Penulis: Dr. Hany Azza Umama, S.E., M.M.

Pernahkah kamu melihat rekan kerja yang tampak “cukup” melakukan pekerjaannya—tidak lebih, tidak kurang—dan bertanya-tanya, apakah dia malas atau sedang melindungi diri dari kelelahan yang tak berujung? Fenomena ini kini ramai dibicarakan. Survei Gallup (2023) mencatat bahwa 59% karyawan di seluruh dunia tergolong “not engaged”, artinya mereka hadir secara fisik di tempat kerja, namun tidak benar-benar terlibat secara emosional. Temuan ini sejalan dengan hasil tinjauan sistematis oleh Andrlic et al. (2023) mengungkap bahwa tingkat disengagement global masih sangat tinggi—mencapai 80%. Kedua temuan ini menunjukkan bahwa fenomena keterlibatan rendah bukan sekadar persoalan individu yang malas, melainkan gejala sistemik akibat tekanan kerja berlebihan, ekspektasi yang tidak realistis, dan lemahnya dukungan organisasi. Dengan kata lain, quiet quitting bukan tanda kemalasan, melainkan bentuk adaptasi psikologis terhadap lingkungan kerja yang gagal memenuhi kebutuhan dasar karyawan akan makna, keseimbangan, dan penghargaan.

Istilah quiet quitting menggambarkan karyawan yang bekerja sesuai deskripsi tugas—tanpa lembur, tanpa inisiatif tambahan, dan tanpa keterlibatan emosional berlebih. Mereka tidak berhenti bekerja, hanya menetapkan batas agar hidup tetap seimbang. Quiet quitting mengacu pada bentuk disengagement karyawan (ketidakterlibatan kerja) yang ditandai dengan upaya karyawan untuk membatasi usaha mereka hanya pada pemenuhan ekspektasi minimum, serta menghindari tugas atau tanggung jawab tambahan di luar apa yang secara eksplisit tercantum dalam deskripsi pekerjaan mereka (Sitorus & Rachmawati, 2024). Namun, quiet quitting bukanlah kemalasan terselubung. Sejumlah studi menunjukkan bahwa perilaku ini sering muncul karena ketidakseimbangan antara beban kerja, penghargaan, dan rasa keadilan. Penelitian Santos et al. (2021) menunjukkan bahwa ketika janji-organisasi tidak ditepati, komitmen karyawan menurun dan disengagement meningkat. Ketika “janji tidak tertulis” organisasi—seperti dukungan, apresiasi, atau peluang berkembang—tidak terpenuhi, karyawan perlahan menarik kembali energi dan komitmen mereka. Inilah yang disebut pelanggaran psychological contract (Peng & Li, 2021).

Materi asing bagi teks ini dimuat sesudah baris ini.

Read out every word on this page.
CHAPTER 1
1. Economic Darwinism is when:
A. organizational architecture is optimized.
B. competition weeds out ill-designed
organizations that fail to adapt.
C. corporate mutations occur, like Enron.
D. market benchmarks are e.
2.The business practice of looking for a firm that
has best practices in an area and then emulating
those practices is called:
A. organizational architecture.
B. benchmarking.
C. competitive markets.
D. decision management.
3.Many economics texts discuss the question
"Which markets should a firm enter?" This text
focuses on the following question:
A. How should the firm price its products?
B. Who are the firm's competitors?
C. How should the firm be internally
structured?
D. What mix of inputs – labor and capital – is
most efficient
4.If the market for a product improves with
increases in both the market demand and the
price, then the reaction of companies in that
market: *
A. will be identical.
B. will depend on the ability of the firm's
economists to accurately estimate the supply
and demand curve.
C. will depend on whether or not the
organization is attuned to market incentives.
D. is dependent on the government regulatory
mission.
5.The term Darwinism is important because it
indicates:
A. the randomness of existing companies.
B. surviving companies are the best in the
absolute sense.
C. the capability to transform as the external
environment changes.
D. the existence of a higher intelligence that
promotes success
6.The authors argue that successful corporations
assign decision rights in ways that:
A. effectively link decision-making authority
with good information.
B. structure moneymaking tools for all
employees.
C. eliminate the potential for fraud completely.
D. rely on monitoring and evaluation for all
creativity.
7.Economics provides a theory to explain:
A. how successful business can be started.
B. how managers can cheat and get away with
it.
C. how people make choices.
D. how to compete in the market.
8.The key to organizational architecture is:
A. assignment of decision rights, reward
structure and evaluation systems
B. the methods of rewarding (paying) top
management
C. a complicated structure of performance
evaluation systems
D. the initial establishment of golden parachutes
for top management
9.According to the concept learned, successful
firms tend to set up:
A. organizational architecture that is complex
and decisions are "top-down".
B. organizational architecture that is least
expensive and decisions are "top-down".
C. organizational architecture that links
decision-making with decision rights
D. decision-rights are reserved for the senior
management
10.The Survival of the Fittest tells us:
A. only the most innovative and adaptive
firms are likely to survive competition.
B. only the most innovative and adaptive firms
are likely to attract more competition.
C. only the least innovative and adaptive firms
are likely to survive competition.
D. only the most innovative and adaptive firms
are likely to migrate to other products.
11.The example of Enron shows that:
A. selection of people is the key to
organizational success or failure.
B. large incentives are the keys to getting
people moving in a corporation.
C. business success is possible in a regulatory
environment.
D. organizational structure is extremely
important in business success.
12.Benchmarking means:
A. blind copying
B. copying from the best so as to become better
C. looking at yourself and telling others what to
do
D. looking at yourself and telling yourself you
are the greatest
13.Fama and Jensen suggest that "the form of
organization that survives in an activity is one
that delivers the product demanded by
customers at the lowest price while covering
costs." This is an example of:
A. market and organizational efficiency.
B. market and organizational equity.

MENGAPA QUIET QUITTING TERJADI?

Fenomena quiet quitting bukan soal malas, melainkan respons psikologis ketika energi, nilai, dan ekspektasi karyawan tidak lagi seimbang dengan apa yang mereka terima dari organisasi.

  1. Burnout & Beban Kerja Berlebih

Beban kerja yang berlebihan tanpa kesempatan pemulihan memicu burnout — kelelahan emosional yang membuat karyawan menarik diri secara psikologis untuk melindungi diri. Studi menunjukkan bahwa burnout berkontribusi signifikan terhadap turunnya work engagement dan munculnya withdrawal behavior seperti quiet quitting (Bakker et al., 2023).

  1. Ekspektasi Tak Terpenuhi (Misfit)

Ketidakseimbangan antara tuntutan kerja dan sumber daya—atau antara usaha dan penghargaan—menimbulkan rasa tidak adil dan apatis. Penelitian menunjukkan bahwa ketidaksesuaian antara ekspektasi individu dan kondisi organisasi (person–organization misfit) meningkatkan risiko disengagement (Karrani et al., 2024).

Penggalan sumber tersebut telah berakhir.